Thoughtful critics will say that there has never been a Golden Age in American history where we've all just gotten along, despite our differences, but whatever the long lens of history says the short lens of my life says that in the past decade things have really changed. Civility belongs in a museum, next to all of the other quaint and curious extinct animals, for us to marvel at, not live with.

That atmosphere is, frankly, exhausting. And in it, people like me don't have much to say. Life itself is struggle enough without the added struggle of clumsily wading into public discourse. That's why I took a brief excursion into music blogging, though I didn't really have the time or the drive to keep that up. After you've said what you like about music, and what kind of music you like, what else is left to say? You can get into theory, but I don't know any of that. You can wade into philosophy, but having done that I just want to smack myself and scream "Just listen to the damn music, and stop analyzing it!" Who cares if a particular musical expression reminds you of Derrida, or Kierkegaard, or of some obscure Zen master whose work you never understood in the first place? Who cares about the constant struggle between chaos and order, between building up and tearing down, constructing and deconstructing? And, what's the point of saying that something can only be understood "non-rationally" - even if you're right about the limits of reason, you still have to use it to say why it doesn't work here, which creates its own absurdities.

My point in all this is confessional: I ran into the limits of blogging. Or did I?

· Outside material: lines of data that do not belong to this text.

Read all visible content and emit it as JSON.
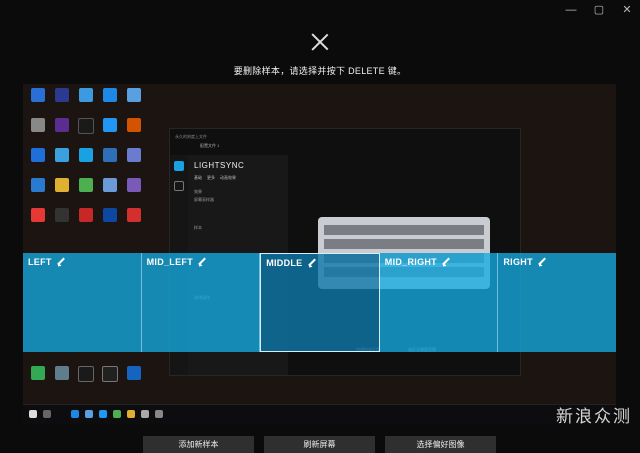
{
  "window": {
    "min_glyph": "—",
    "max_glyph": "▢",
    "close_glyph": "✕"
  },
  "instruction": "要删除样本，请选择并按下 DELETE 键。",
  "capture": {
    "app_title": "永久的刻度上文件",
    "app_profile": "配置文件 1",
    "panel_title": "LIGHTSYNC",
    "panel_tabs": [
      "基础",
      "更多",
      "动画效果"
    ],
    "panel_line1": "效果",
    "panel_line2": "屏幕采样器",
    "panel_line3": "样本",
    "panel_line4": "选择采样",
    "legend1": "创建样本区域",
    "legend2": "选区至键盘范围"
  },
  "zones": [
    {
      "label": "LEFT"
    },
    {
      "label": "MID_LEFT"
    },
    {
      "label": "MIDDLE"
    },
    {
      "label": "MID_RIGHT"
    },
    {
      "label": "RIGHT"
    }
  ],
  "buttons": {
    "add_sample": "添加新样本",
    "refresh_screen": "刷新屏幕",
    "choose_image": "选择偏好图像"
  },
  "watermark": "新浪众测",
  "colors": {
    "zone": "#14aae1",
    "active_zone": "#0e78aa",
    "button": "#2f2f2f"
  }
}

I guess we'll find out, because I've started writing again. What, if anything, makes it here is a matter of speculation. If anything does, I hope it is better than this self-indulgent stream-of-consciousness. But, that's also the point of blogging, isn't it? To indulge yourself in the delusion that you have something to say, and something worth hearing. Or, in this case, reading, because the art of reading to yourself has been around at least since Augustine's mentor Ambrose. And I guess, to the extent that I have a point, that's my final one. Something is lost when reading becomes the intellectual activity of decoding words for yourself, and not a way to both represent and reproduce speech.

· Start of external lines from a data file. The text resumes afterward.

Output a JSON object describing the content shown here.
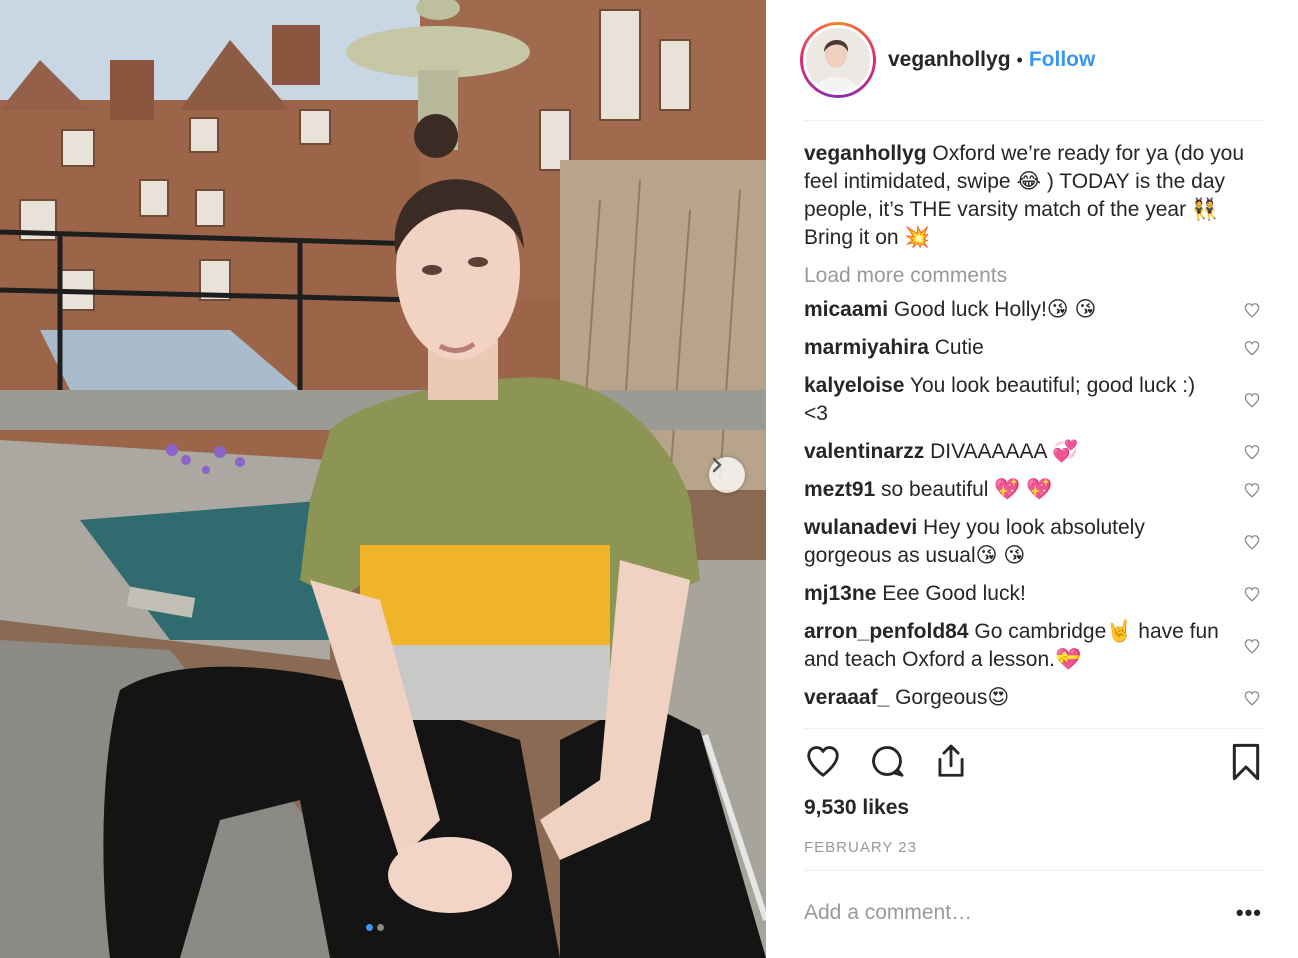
{
  "post": {
    "username": "veganhollyg",
    "separator": "•",
    "follow_label": "Follow",
    "caption_text": "Oxford we’re ready for ya (do you feel intimidated, swipe 😂 ) TODAY is the day people, it’s THE varsity match of the year 👯 Bring it on 💥",
    "load_more_label": "Load more comments",
    "likes": "9,530 likes",
    "date": "FEBRUARY 23",
    "add_comment_placeholder": "Add a comment…",
    "more_options": "•••",
    "carousel_count": 2,
    "carousel_active": 1
  },
  "comments": [
    {
      "user": "micaami",
      "text": "Good luck Holly!😘 😘"
    },
    {
      "user": "marmiyahira",
      "text": "Cutie"
    },
    {
      "user": "kalyeloise",
      "text": "You look beautiful; good luck :) <3"
    },
    {
      "user": "valentinarzz",
      "text": "DIVAAAAAA 💞"
    },
    {
      "user": "mezt91",
      "text": "so beautiful 💖 💖"
    },
    {
      "user": "wulanadevi",
      "text": "Hey you look absolutely gorgeous as usual😘 😘"
    },
    {
      "user": "mj13ne",
      "text": "Eee Good luck!"
    },
    {
      "user": "arron_penfold84",
      "text": "Go cambridge🤘 have fun and teach Oxford a lesson.💝"
    },
    {
      "user": "veraaaf_",
      "text": "Gorgeous😍"
    }
  ],
  "colors": {
    "link_blue": "#3897f0",
    "text": "#262626",
    "muted": "#999999",
    "divider": "#efefef"
  },
  "icons": {
    "like": "heart-icon",
    "comment": "comment-icon",
    "share": "share-icon",
    "save": "bookmark-icon",
    "carousel": "chevron-right-icon",
    "comment_like": "heart-icon"
  }
}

That something is the communal nature of literature. What's lost is the sense of reading together. Reading in community. The community, by the way, places important checks on interpretation, acting together to understand common symbols. Without an interpretive community, symbols don't function. They have no meaning. They don't point at anything beyond themselves. They have been vacated, emptied out. They are no longer symbols, but mere scribbles with no one to decipher them.

These words, signs and symbols themselves, will sit on your computer screen if you so desire. But, what community is in place to read them, together? To decide - with me and also against me, for the meaning of words goes well beyond authoral intent - what they mean?

I've got some ideas about that, but they will have to wait.

For now I'll say this: the blogosphere ain't church, and that's one of the reasons I've been in church and not here. Church is that common interpretive community that helps me make sense out of my experience of God, and helps me unpack the symbolic nature of God's self-disclosure. The fragmentary nature of the blogosphere, however, is very much like the fragmentary nature of church. And, the consumeristic mentality of the broader culture permeates both the blogosphere and the church. So I read a blog because I know that the author already agrees with me, and I go to church because I know the pastor already agrees with me. And I don't have to take seriously those who disagree with me, because my reading habits and my worship habits reinforce in me what I already believe, while helping me turn my enemies into straw, to be, I suppose, ultimately not just torn down but set on fire.

I'm not arrogant enough to think that I have any solutions to the problems so clumsily alluded to here. That's one of the reasons I haven't been writing. But, whether I have any solutions, it may soon be time for me to reenter the struggle.